Hanaa Al-Mekkawi, Mardi, 07 avril 2020

Depuis la flam­bée épidémique du Covid-19, une armée de médecins, d’in­firmiers et de soignants s’oc­cupe de patients infec­tés par le virus et tente de l’empêcher de proliférer. Les équipes médi­cales se retrou­vent ainsi sur le front d’une guerre qu’elles mènent avec bravoure. Témoignages.

En première ligne face au corona

« Je suis désolé, je ne peux pas répondre à vos questions tout de suite, car je me suspecte moi-même d’être infecté par le Covid-19 et j’attends le résultat de mon test, que je dois recevoir demain ». Tel était le texte envoyé par Hossam Fathi, contacté pour une interview. Deux jours plus tard, le jeune médecin a téléphoné pour annoncer que le résultat du test était négatif et qu’il était prêt pour l’entre­tien. Il se trouve en ce moment à l’hôpi­tal d’Esna, en Haute-Egypte, inauguré en novembre dernier et qui fait partie des 50 établissements hospitaliers répartis sur tout le territoire égyptien où les patients atteints du Covid-19 sont mis en quarantaine.

Lui, comme les autres médecins et le personnel paramédical – infirmiers, soi­gnants et aides-soignants– sont en contact direct avec des personnes atteintes du Covid-19 et vivent donc dans la crainte permanente d’être infec­tés. « Depuis le début de cette crise sanitaire, une vingtaine de nos confrères ont été contaminés par le virus. Dernièrement, au gouvernorat d’Is­maïliya, l’un de nos confrères est mort, devenant le premier martyr égyptien dans cette guerre. Même en prenant toutes les précautions nécessaires, nous sommes les plus vulnérables », dit Hossam Fathi.

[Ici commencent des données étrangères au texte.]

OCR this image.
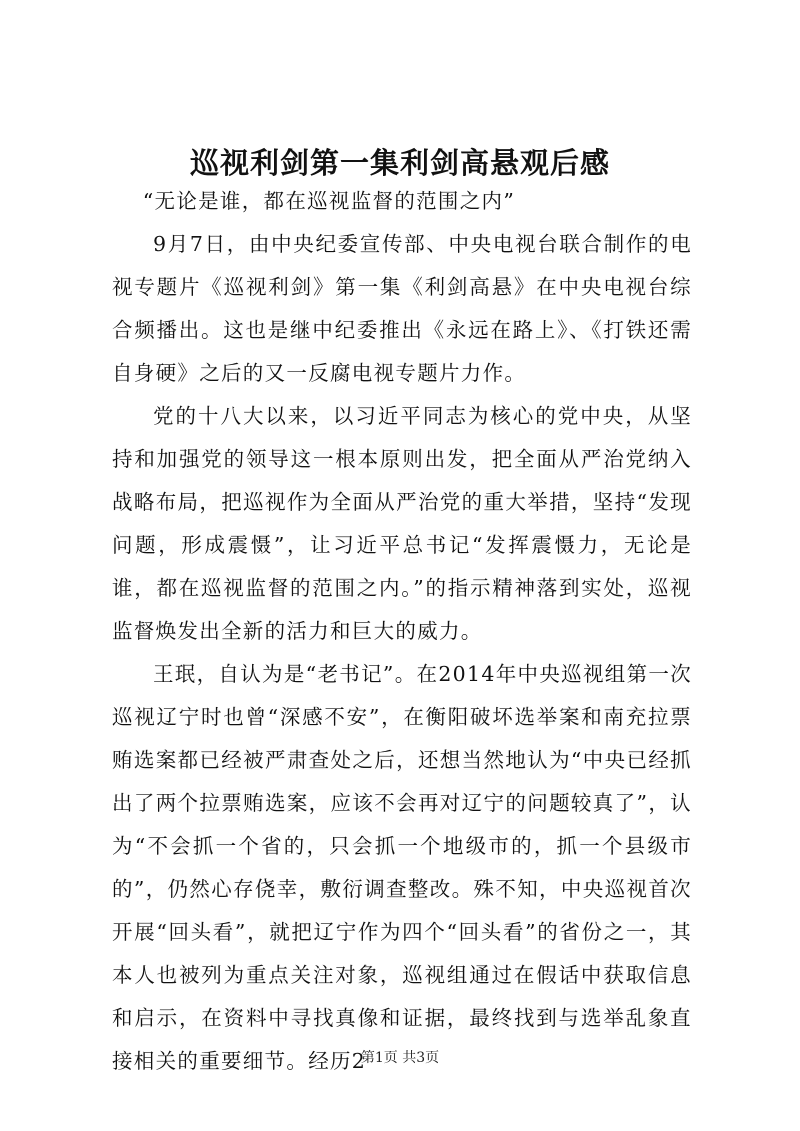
巡视利剑第一集利剑高悬观后感

“无论是谁，都在巡视监督的范围之内”

9月7日，由中央纪委宣传部、中央电视台联合制作的电视专题片《巡视利剑》第一集《利剑高悬》在中央电视台综合频播出。这也是继中纪委推出《永远在路上》、《打铁还需自身硬》之后的又一反腐电视专题片力作。

党的十八大以来，以习近平同志为核心的党中央，从坚持和加强党的领导这一根本原则出发，把全面从严治党纳入战略布局，把巡视作为全面从严治党的重大举措，坚持“发现问题，形成震慑”，让习近平总书记“发挥震慑力，无论是谁，都在巡视监督的范围之内。”的指示精神落到实处，巡视监督焕发出全新的活力和巨大的威力。

王珉，自认为是“老书记”。在2014年中央巡视组第一次巡视辽宁时也曾“深感不安”，在衡阳破坏选举案和南充拉票贿选案都已经被严肃查处之后，还想当然地认为“中央已经抓出了两个拉票贿选案，应该不会再对辽宁的问题较真了”，认为“不会抓一个省的，只会抓一个地级市的，抓一个县级市的”，仍然心存侥幸，敷衍调查整改。殊不知，中央巡视首次开展“回头看”，就把辽宁作为四个“回头看”的省份之一，其本人也被列为重点关注对象，巡视组通过在假话中获取信息和启示，在资料中寻找真像和证据，最终找到与选举乱象直接相关的重要细节。经历2

第1页 共3页
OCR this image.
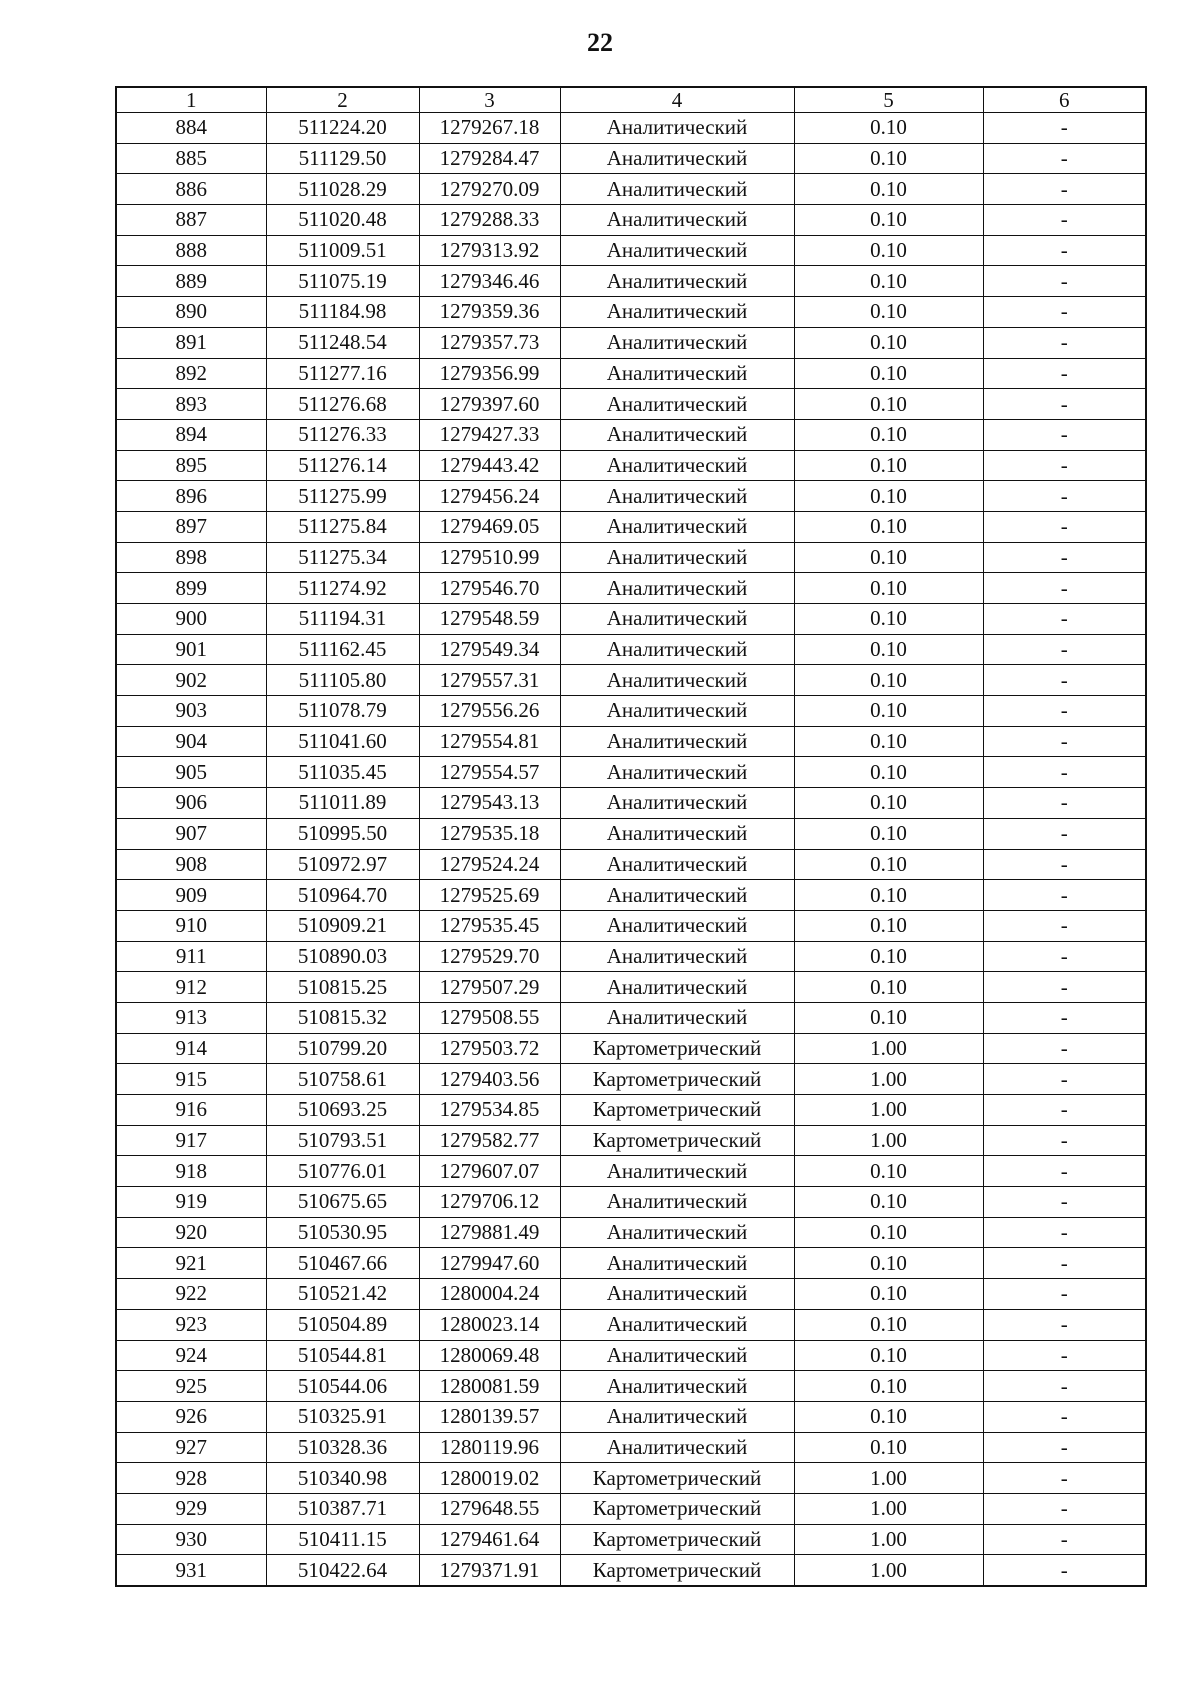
22
1	2	3	4	5	6
884	511224.20	1279267.18	Аналитический	0.10	-
885	511129.50	1279284.47	Аналитический	0.10	-
886	511028.29	1279270.09	Аналитический	0.10	-
887	511020.48	1279288.33	Аналитический	0.10	-
888	511009.51	1279313.92	Аналитический	0.10	-
889	511075.19	1279346.46	Аналитический	0.10	-
890	511184.98	1279359.36	Аналитический	0.10	-
891	511248.54	1279357.73	Аналитический	0.10	-
892	511277.16	1279356.99	Аналитический	0.10	-
893	511276.68	1279397.60	Аналитический	0.10	-
894	511276.33	1279427.33	Аналитический	0.10	-
895	511276.14	1279443.42	Аналитический	0.10	-
896	511275.99	1279456.24	Аналитический	0.10	-
897	511275.84	1279469.05	Аналитический	0.10	-
898	511275.34	1279510.99	Аналитический	0.10	-
899	511274.92	1279546.70	Аналитический	0.10	-
900	511194.31	1279548.59	Аналитический	0.10	-
901	511162.45	1279549.34	Аналитический	0.10	-
902	511105.80	1279557.31	Аналитический	0.10	-
903	511078.79	1279556.26	Аналитический	0.10	-
904	511041.60	1279554.81	Аналитический	0.10	-
905	511035.45	1279554.57	Аналитический	0.10	-
906	511011.89	1279543.13	Аналитический	0.10	-
907	510995.50	1279535.18	Аналитический	0.10	-
908	510972.97	1279524.24	Аналитический	0.10	-
909	510964.70	1279525.69	Аналитический	0.10	-
910	510909.21	1279535.45	Аналитический	0.10	-
911	510890.03	1279529.70	Аналитический	0.10	-
912	510815.25	1279507.29	Аналитический	0.10	-
913	510815.32	1279508.55	Аналитический	0.10	-
914	510799.20	1279503.72	Картометрический	1.00	-
915	510758.61	1279403.56	Картометрический	1.00	-
916	510693.25	1279534.85	Картометрический	1.00	-
917	510793.51	1279582.77	Картометрический	1.00	-
918	510776.01	1279607.07	Аналитический	0.10	-
919	510675.65	1279706.12	Аналитический	0.10	-
920	510530.95	1279881.49	Аналитический	0.10	-
921	510467.66	1279947.60	Аналитический	0.10	-
922	510521.42	1280004.24	Аналитический	0.10	-
923	510504.89	1280023.14	Аналитический	0.10	-
924	510544.81	1280069.48	Аналитический	0.10	-
925	510544.06	1280081.59	Аналитический	0.10	-
926	510325.91	1280139.57	Аналитический	0.10	-
927	510328.36	1280119.96	Аналитический	0.10	-
928	510340.98	1280019.02	Картометрический	1.00	-
929	510387.71	1279648.55	Картометрический	1.00	-
930	510411.15	1279461.64	Картометрический	1.00	-
931	510422.64	1279371.91	Картометрический	1.00	-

Le risque d’être contaminé constitue le grand danger auquel les membres de l’équipe médicale doivent faire face. En Egypte, comme dans tous les pays tou­chés par le coronavirus, ces derniers travaillent sans relâche depuis quelques mois, et ce, dans des conditions qui sont loin d’être faciles, soumis au stress et à une grande charge de travail. Ils sont devenus les héros de la lutte contre le coronavirus en cette période de crise qui frappe toute l’humanité.

Hossam n’a pas bougé de l’hôpital depuis le 15 mars, jour où il a accueilli le premier cas. Il a perdu la notion du temps. Il ne sait plus quel jour on est, ni même l’heure. « Ce n’est pas grave, l’important pour moi est de faire tout mon possible pour sauver des vies », dit Hossam, originaire du Caire et qui est venu à titre bénévole. Ses parents ne l’ont su qu’une semaine plus tard, alors qu’il avait déjà entamé sa mission de soins à l’hôpital d’Esna. Sa mère et son père lui ont demandé de revenir à la maison, mais il a réussi à les convaincre qu’il ne pouvait pas se soustraire à son devoir. Etre orthopédiste n’a pas empê­ché Hossam d’avoir un rôle, car le ministère de la Santé avait annoncé que les médecins de toutes les spécialités seraient convoqués. « Nous étions tous préparés, car quelle que soit la spécia­lité d’un médecin, après avoir terminé ses études à la faculté de médecine, il passe une année de pratique générale dans toutes les spécialités », explique Hossam.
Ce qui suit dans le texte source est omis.